Pour un plus ample exposé des faits, moyens et prétentions des parties, il convient de se référer aux conclusions susvisées, conformément aux dispositions de l'article 455 du Code de procédure civile.
MOTIFS DE LA DÉCISION
Aux termes de l'article 444 du code de procédure civile :
« Le président peut ordonner la réouverture des débats. Il doit le faire chaque fois que les parties n'ont pas été à même de s'expliquer contradictoirement sur les éclaircissements de droit ou de fait qui leur avaient été demandés.
En cas de changement survenu dans la composition de la juridiction, il y a lieu de reprendre les débats ».
En l’espèce, la CPAM de la Seine-Saint-Denis vise, dans son bordereau, une pièce n°2 désignée « certificat médical initial du 30 juillet 2018 ». Toutefois, cette pièce ne figure pas parmi les pièces remises au tribunal.

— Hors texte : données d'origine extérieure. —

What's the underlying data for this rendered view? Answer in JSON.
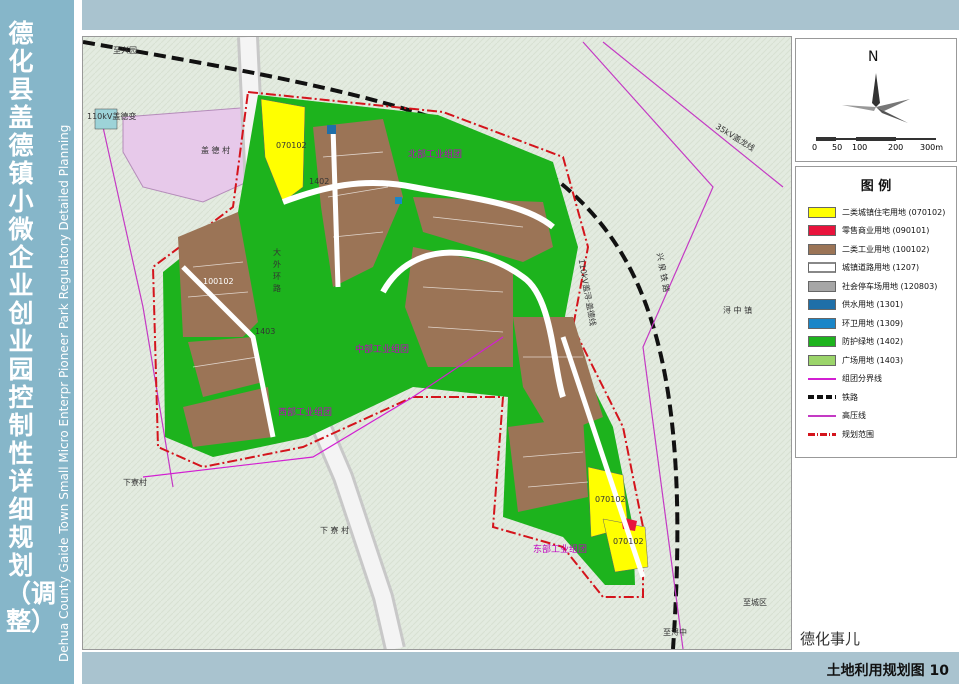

L’employeur soutient par ailleurs dans ses dernières écritures (page 6) que « la société n’est pas en possession du certificat médical initial ».
Plus précisément, la société [9] verse aux débats la version du certificat médical initial qui lui a été adressée par le salarié et qui ne comporte aucune description des lésions médicalement constatées.
Cette incomplétude du certificat médical initial versé aux débats par l’employeur ne permet pas au tribunal d’apprécier la compatibilité des lésions constatées avec les circonstances de l’accident décrites par le salarié.
Il convient en conséquence d'ordonner la réouverture des débats afin d’inviter la CPAM de la Seine-Saint-Denis à produire le certificat médical initial du 30 juillet 2018, visé en pièce n°2 de son bordereau et de permettre à la requérante de formuler ses observations sur le contenu de celui-ci.
PAR CES MOTIFS
Le pôle social du tribunal judiciaire de Lyon, statuant publiquement, par jugement contradictoire et avant dire droit :
Ordonne la réouverture des débats afin de permettre :
- A la CPAM de la Seine-Saint-Denis de communiquer à la société [9] et au tribunal le certificat médical initial du 30 juillet 2018 visé en pièce n°2 de son bordereau ;
- A la société [9] de communiquer ses éventuelles observations sur cette pièce.
Renvoie l’affaire à l’audience du mercredi 19 juin 2024 à 9h00 (Salle 7) ;
Dit que la notification du présent jugement vaut convocation des parties ou de leurs représentants à ladite audience ;
Réserve les autres demandes ;
Ainsi jugé et mis à disposition au greffe du tribunal le 27 mars 2024, et signé par le président et la greffière.